AM: In order to utilise chance, you need a procedure. Quite often those procedures themselves require precision, and I’m not sure that precision and chance are necessarily opposing terms. In any case, a lot of counting has gone on in my preparatory work for performances like the 70s fire pieces, or almost any of the solid light works. I am mostly working with motion and with time, so the drawings necessarily have to freeze motion and freeze time. The drawings may be loose in style, but the underlying timing needs to be quite exact.

JL: I noticed that the pieces in the Hepworth have names that suggest human, even bodily, activity. What led you to move to these from your earlier, more simply descriptive titles?

AM: The titles for the 70s solid light works were matter-of-fact, such as Line Describing a Cone, Conical Solid, or Long Film for Four Projectors. The works since 2004 have alluded to states of exchange, such as Between You and I, Meeting You Halfway or Face to Face. This started in the early 2000s when I began looking again at the early solid light works like Cone of Variable Volume – another apparently purely descriptive title. When I looked this time, however, 25 years later, the volume changes of the conical projection looked unmistakably like breathing. This gave me a new starting place.

Installation view of Anthony McCall: Solid Light Works at Hepworth Wakefield. Photograph: Guzelian.

JL: The solid light works in the Hepworth are all horizontal, but you have also created vertical pieces. How does the experience of these differ?

AM: The dimensions of each are identical: a throw of 10 metres with a footprint about 4.3 metres
across. But, as experiences, they are very different. The sense of being surrounded and absorbed is stronger in the horizontally oriented works; and the presence of the projector and screen at a similar height to the body refers them back to cinema quite directly. The verticals – which I refer to as “standing figures” – reference sculpture, but also architecture in that they can be inhabited, and experienced as towering, tent-like forms that rise way above your head. Breaks in the membrane are read as doorways.

JL: What initially drew you to the cone-like forms?

AM: My notebooks from that period show many drawings of projected forms. They are always either flat blades of light or cones of light. Nothing else. The aspect ratio of a film frame was 4:3. I could have come up with a pyramid of light rather than a cone, I suppose, but I never did.

JL: During the tour of the exhibition, you described the solid light works as “films”. How do they interact with this medium?

AM: Yes, I often still refer to them as films.
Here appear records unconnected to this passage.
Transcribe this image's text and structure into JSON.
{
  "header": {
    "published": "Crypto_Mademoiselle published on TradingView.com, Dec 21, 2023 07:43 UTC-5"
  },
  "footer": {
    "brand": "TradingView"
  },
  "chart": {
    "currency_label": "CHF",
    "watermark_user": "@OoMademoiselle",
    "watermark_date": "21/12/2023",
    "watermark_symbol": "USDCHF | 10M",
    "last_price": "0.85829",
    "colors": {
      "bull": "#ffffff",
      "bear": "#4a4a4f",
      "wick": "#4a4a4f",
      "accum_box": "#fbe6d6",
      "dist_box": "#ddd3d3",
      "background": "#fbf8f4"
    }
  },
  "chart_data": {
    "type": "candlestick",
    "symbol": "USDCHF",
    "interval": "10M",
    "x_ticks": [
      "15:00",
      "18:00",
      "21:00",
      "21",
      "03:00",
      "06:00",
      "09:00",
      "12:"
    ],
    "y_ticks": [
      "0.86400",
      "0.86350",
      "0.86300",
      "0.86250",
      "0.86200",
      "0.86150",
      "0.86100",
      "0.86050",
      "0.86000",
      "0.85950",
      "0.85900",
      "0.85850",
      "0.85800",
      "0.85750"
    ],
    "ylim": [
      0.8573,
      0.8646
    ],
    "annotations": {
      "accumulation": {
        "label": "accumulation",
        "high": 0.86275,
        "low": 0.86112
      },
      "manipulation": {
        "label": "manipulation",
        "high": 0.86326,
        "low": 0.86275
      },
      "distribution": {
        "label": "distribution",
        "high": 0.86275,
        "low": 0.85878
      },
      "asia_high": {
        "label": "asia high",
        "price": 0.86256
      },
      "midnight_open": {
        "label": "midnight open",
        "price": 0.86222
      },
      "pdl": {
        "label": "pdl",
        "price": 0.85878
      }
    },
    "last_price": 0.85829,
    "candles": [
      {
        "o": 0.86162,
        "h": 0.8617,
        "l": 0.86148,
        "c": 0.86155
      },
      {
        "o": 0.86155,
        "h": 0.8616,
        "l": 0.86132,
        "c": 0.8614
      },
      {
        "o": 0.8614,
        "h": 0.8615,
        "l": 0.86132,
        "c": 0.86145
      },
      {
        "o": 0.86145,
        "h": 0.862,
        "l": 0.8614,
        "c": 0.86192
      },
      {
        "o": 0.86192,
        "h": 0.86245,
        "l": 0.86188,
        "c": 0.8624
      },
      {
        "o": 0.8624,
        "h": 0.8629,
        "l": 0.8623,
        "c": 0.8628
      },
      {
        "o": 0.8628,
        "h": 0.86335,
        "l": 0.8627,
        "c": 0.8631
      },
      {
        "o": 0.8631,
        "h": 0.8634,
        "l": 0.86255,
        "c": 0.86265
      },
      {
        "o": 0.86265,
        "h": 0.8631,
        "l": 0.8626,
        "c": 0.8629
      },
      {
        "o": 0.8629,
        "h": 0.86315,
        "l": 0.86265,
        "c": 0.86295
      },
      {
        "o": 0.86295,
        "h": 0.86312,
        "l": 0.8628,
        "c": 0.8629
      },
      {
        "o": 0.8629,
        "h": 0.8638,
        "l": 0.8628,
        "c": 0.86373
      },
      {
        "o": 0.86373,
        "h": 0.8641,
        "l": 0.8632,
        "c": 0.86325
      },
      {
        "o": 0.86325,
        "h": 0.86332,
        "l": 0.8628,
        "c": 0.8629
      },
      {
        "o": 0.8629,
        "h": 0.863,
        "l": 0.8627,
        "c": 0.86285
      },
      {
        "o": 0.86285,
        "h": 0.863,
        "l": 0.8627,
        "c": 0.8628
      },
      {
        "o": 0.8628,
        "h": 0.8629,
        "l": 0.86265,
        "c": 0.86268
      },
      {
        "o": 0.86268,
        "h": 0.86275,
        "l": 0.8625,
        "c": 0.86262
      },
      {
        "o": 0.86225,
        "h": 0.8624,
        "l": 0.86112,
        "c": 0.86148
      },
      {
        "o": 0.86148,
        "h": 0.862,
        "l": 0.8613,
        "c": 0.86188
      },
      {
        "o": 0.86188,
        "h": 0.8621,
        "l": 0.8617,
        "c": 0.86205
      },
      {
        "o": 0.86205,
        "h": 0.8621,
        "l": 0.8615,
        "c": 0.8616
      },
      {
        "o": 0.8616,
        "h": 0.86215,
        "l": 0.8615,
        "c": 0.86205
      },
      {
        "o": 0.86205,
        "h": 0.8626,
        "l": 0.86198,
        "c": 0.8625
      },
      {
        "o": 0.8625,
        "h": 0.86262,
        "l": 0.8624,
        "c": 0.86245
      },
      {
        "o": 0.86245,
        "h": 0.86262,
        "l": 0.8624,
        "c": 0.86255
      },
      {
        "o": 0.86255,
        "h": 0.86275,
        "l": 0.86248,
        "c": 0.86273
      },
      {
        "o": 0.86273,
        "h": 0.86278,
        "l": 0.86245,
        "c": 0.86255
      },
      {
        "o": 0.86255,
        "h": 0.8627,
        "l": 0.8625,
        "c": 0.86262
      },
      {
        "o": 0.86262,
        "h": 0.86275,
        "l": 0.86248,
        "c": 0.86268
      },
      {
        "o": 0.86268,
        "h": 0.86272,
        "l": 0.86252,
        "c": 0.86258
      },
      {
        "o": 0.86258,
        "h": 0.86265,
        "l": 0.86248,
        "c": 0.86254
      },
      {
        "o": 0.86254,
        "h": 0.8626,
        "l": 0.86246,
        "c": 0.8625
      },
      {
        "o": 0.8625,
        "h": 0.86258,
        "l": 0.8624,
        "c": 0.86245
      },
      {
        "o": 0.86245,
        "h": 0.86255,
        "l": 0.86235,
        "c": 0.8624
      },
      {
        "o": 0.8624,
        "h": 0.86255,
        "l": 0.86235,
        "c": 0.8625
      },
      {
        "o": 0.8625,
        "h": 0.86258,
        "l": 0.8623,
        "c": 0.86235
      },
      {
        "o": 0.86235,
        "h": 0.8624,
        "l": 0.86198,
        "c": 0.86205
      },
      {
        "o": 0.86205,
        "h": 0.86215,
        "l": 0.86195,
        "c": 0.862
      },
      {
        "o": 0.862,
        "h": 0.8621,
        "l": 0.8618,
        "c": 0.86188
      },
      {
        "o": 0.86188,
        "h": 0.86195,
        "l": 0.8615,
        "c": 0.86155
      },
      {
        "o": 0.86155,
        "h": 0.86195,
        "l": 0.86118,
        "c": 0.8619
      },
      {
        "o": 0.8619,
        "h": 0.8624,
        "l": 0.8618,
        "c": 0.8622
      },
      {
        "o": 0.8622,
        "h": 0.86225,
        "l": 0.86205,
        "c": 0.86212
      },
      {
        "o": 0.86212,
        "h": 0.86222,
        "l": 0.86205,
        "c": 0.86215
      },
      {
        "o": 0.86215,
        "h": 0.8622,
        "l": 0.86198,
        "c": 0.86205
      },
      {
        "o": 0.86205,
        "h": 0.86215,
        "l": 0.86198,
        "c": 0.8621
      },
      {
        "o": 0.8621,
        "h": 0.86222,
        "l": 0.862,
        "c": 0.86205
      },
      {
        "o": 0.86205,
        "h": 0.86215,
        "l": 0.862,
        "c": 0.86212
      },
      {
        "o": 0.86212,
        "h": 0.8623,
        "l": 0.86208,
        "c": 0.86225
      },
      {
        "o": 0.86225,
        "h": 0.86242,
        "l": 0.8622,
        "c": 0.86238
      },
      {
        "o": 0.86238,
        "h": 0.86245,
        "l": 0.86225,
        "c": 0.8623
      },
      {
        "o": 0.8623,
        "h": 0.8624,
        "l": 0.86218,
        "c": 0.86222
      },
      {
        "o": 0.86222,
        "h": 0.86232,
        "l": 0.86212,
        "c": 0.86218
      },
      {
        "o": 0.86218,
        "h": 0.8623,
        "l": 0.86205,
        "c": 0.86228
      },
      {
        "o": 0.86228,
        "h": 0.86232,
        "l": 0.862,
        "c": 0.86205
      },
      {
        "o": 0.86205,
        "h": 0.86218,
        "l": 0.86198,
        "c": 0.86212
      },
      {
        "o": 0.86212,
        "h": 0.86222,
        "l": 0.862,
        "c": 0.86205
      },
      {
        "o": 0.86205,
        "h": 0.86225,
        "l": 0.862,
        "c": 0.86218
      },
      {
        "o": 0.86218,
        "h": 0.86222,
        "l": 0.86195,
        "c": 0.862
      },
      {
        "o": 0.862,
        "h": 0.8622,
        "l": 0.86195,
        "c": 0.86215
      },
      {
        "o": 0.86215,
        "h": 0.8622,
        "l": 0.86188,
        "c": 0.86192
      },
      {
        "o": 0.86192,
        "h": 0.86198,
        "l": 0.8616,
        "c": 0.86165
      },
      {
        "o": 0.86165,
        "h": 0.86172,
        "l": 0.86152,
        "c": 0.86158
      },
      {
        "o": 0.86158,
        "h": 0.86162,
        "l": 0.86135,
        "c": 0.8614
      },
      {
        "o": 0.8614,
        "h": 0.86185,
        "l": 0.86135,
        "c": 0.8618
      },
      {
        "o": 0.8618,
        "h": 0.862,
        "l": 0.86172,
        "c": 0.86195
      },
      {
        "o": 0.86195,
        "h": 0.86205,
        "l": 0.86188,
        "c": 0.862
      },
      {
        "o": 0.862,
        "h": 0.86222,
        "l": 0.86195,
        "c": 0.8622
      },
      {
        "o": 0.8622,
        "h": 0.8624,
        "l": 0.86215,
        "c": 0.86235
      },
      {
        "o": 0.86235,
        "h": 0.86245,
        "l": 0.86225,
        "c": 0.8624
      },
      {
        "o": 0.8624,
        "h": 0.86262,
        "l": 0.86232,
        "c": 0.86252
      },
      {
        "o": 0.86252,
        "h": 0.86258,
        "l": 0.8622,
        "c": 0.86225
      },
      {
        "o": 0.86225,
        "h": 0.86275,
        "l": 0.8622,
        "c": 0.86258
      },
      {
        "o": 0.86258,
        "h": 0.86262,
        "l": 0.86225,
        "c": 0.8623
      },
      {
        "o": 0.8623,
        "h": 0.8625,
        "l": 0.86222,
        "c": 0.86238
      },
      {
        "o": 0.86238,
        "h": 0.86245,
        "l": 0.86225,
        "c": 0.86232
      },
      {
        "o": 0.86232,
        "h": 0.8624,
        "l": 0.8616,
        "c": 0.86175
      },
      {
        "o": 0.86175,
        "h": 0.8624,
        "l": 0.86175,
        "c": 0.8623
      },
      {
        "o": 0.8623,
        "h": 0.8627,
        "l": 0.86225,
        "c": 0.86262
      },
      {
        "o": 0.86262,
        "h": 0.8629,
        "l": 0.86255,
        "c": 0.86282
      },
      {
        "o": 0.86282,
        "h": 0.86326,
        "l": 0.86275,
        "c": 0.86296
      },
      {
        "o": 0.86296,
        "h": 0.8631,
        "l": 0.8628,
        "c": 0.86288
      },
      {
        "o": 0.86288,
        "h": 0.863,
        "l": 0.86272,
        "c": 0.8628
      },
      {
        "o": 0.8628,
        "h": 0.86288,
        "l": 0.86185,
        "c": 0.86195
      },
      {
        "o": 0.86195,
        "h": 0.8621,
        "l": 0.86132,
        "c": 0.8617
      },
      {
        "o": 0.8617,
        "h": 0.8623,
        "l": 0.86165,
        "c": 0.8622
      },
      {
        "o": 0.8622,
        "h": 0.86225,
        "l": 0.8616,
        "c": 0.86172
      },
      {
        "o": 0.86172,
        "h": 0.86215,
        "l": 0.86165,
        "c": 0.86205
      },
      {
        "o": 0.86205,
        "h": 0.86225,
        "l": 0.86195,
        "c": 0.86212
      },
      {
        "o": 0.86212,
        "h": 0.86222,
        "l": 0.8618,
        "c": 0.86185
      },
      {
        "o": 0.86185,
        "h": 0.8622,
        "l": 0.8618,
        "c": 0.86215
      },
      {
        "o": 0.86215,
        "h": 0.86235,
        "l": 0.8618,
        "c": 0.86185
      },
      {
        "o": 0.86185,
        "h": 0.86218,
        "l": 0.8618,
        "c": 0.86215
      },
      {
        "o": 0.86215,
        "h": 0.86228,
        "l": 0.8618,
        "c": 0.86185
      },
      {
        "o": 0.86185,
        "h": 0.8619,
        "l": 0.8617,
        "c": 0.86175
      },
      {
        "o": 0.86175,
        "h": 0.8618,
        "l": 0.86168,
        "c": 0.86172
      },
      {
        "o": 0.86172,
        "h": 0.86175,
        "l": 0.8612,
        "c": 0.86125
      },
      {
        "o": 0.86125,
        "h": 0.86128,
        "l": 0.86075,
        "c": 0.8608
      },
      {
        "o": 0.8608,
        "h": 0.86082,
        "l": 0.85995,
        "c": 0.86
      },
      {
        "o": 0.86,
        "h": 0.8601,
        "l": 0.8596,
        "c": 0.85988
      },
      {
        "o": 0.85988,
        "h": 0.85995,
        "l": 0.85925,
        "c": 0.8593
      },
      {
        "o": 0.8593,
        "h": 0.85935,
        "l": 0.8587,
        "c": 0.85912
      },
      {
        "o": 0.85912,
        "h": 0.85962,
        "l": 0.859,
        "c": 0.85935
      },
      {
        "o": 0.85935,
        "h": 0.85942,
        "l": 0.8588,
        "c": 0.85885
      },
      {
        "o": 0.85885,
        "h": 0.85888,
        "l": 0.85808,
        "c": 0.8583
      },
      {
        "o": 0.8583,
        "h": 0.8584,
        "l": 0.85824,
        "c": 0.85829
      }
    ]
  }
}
Obviously they no longer use the medium of film, but it is so much easier to call any one of them a film, as in “a work of cinema”. “Installation” is so general a term, and “solid-light installation” is too much of a mouthful to use often. The term “film” is not accurate, and it leaves out all the other ways you might describe these works, but it is modest and short.

JL: Your works both interact with architectural space and create the illusion of architectural space. What significance does architecture have for your work?

AM: Architecture is a hovering parallel universe. I rub shoulders with it when I plan an installation. I like it best when one can glimpse the architectural container from the dark spaces of the installation. And, sometimes, a solid light work directly engages the architectural space, like Doubling Back in this exhibition, where the forms furl and unfurl in a direct relationship with the adjacent wall and the floor. I explored this same orientation first in 1975 with Four Projected Movements, where a flat blade of light rotates into or away from the adjacent floor or into or away from the adjacent wall.

Anthony McCall: Solid Light Works is at the Hepworth Wakefield, Yorkshire, until 3 June 2018. Additionally, recent works are on display at Sprüth Magers, London, until 31 March.